Earlier this week, Care UK reported annual pre-tax profits up from £10.7m to £12.5m on the back of 20% higher sales. This was no doubt helped by winning £23m worth of public-sector business last year. Care UK wants to be at the forefront of the part-privatisation of the health service – and “a forward order book of nearly £800m shows it’s no slouch”, says Philip Alldrick in The Daily Telegraph. The group has won 15% of the current first round of contracts, worth £500m, and “it is hankering after a similar amount at the next round of funding in the summer”.

State-funded provision accounts for 75% of Care’s 2,567 beds. These are long-term contracts, providing a good income, says Ian Forrest on Hemscott.com.
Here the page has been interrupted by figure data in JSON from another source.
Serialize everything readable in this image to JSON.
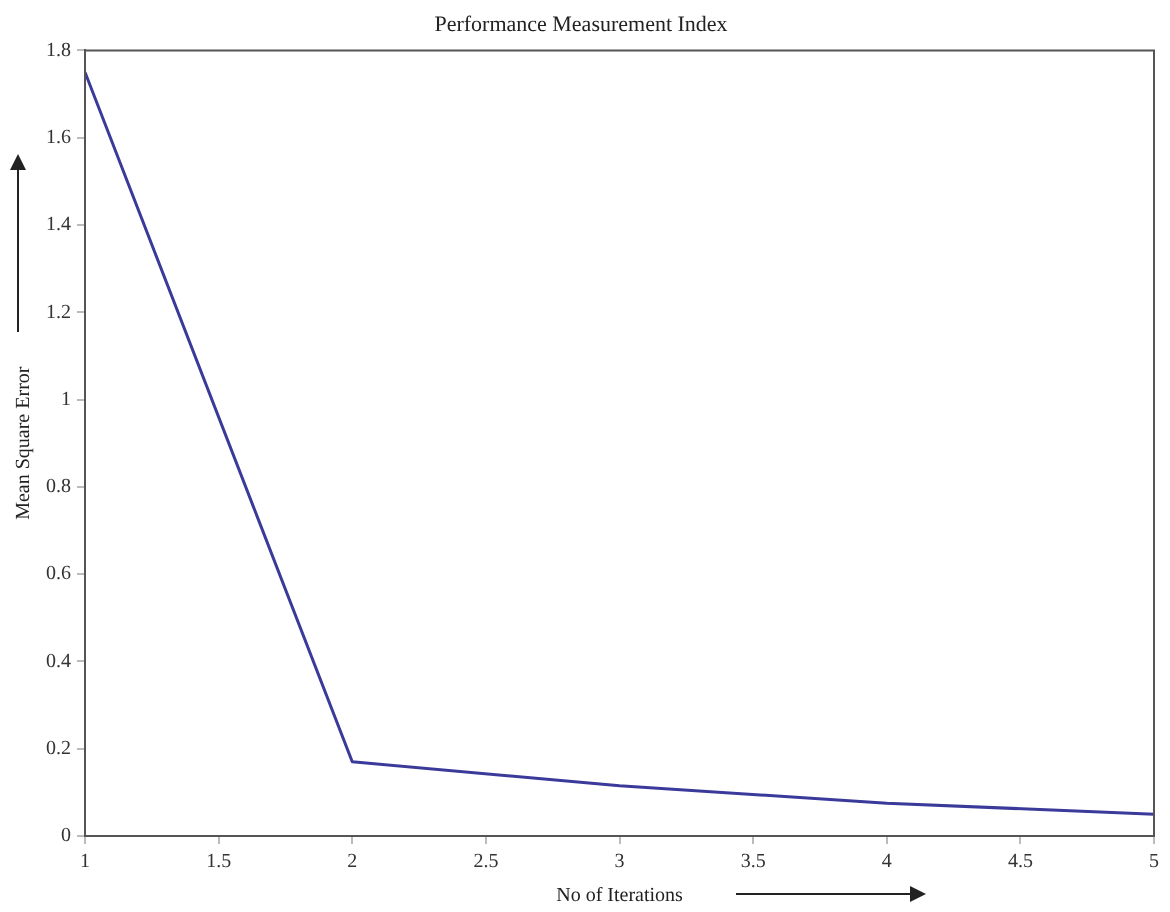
{
  "chart_data": {
    "type": "line",
    "title": "Performance Measurement Index",
    "xlabel": "No of Iterations",
    "ylabel": "Mean Square Error",
    "x": [
      1,
      2,
      3,
      4,
      5
    ],
    "series": [
      {
        "color": "#3a3a9a",
        "values": [
          1.75,
          0.17,
          0.115,
          0.075,
          0.05
        ]
      }
    ],
    "xlim": [
      1,
      5
    ],
    "xticks": [
      1,
      1.5,
      2,
      2.5,
      3,
      3.5,
      4,
      4.5,
      5
    ],
    "ylim": [
      0,
      1.8
    ],
    "yticks": [
      0,
      0.2,
      0.4,
      0.6,
      0.8,
      1,
      1.2,
      1.4,
      1.6,
      1.8
    ],
    "grid": false,
    "legend": false,
    "marker": "none",
    "line_style": "solid"
  }
}
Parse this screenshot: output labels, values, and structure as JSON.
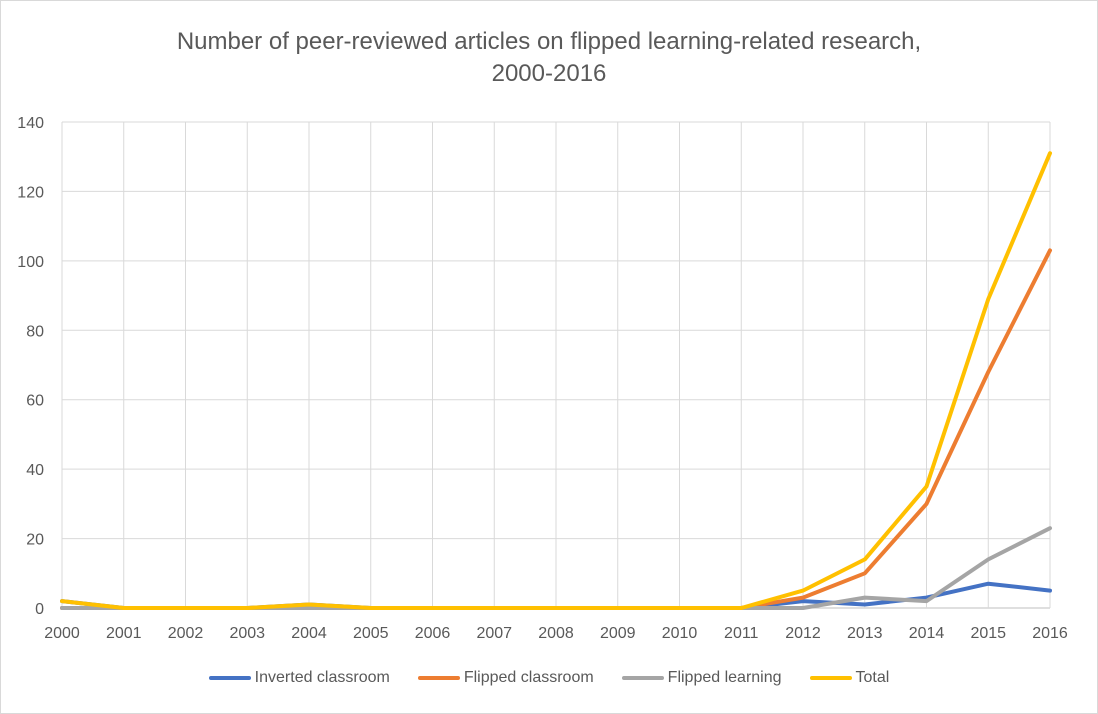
{
  "chart_data": {
    "type": "line",
    "title_line1": "Number of peer-reviewed articles on flipped learning-related research,",
    "title_line2": "2000-2016",
    "xlabel": "",
    "ylabel": "",
    "x": [
      "2000",
      "2001",
      "2002",
      "2003",
      "2004",
      "2005",
      "2006",
      "2007",
      "2008",
      "2009",
      "2010",
      "2011",
      "2012",
      "2013",
      "2014",
      "2015",
      "2016"
    ],
    "yticks": [
      0,
      20,
      40,
      60,
      80,
      100,
      120,
      140
    ],
    "ylim": [
      0,
      140
    ],
    "grid": true,
    "legend_position": "bottom",
    "series": [
      {
        "name": "Inverted classroom",
        "color": "#4472c4",
        "values": [
          2,
          0,
          0,
          0,
          1,
          0,
          0,
          0,
          0,
          0,
          0,
          0,
          2,
          1,
          3,
          7,
          5
        ]
      },
      {
        "name": "Flipped classroom",
        "color": "#ed7d31",
        "values": [
          0,
          0,
          0,
          0,
          0,
          0,
          0,
          0,
          0,
          0,
          0,
          0,
          3,
          10,
          30,
          68,
          103
        ]
      },
      {
        "name": "Flipped learning",
        "color": "#a5a5a5",
        "values": [
          0,
          0,
          0,
          0,
          0,
          0,
          0,
          0,
          0,
          0,
          0,
          0,
          0,
          3,
          2,
          14,
          23
        ]
      },
      {
        "name": "Total",
        "color": "#ffc000",
        "values": [
          2,
          0,
          0,
          0,
          1,
          0,
          0,
          0,
          0,
          0,
          0,
          0,
          5,
          14,
          35,
          89,
          131
        ]
      }
    ]
  }
}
The firm has been able to announce an occupancy rate of 98% for the second year running. It is also building two new homes in London, with a total of over 150 beds, which should be open by Christmas.

With Government demand set to grow, and on an undemanding p/e of 20 (given the 20% growth), the Care story looks good, even though the shares have had a strong run since April 2003. They’re still not too expensive for individual investors – “buy”, says Alldrick.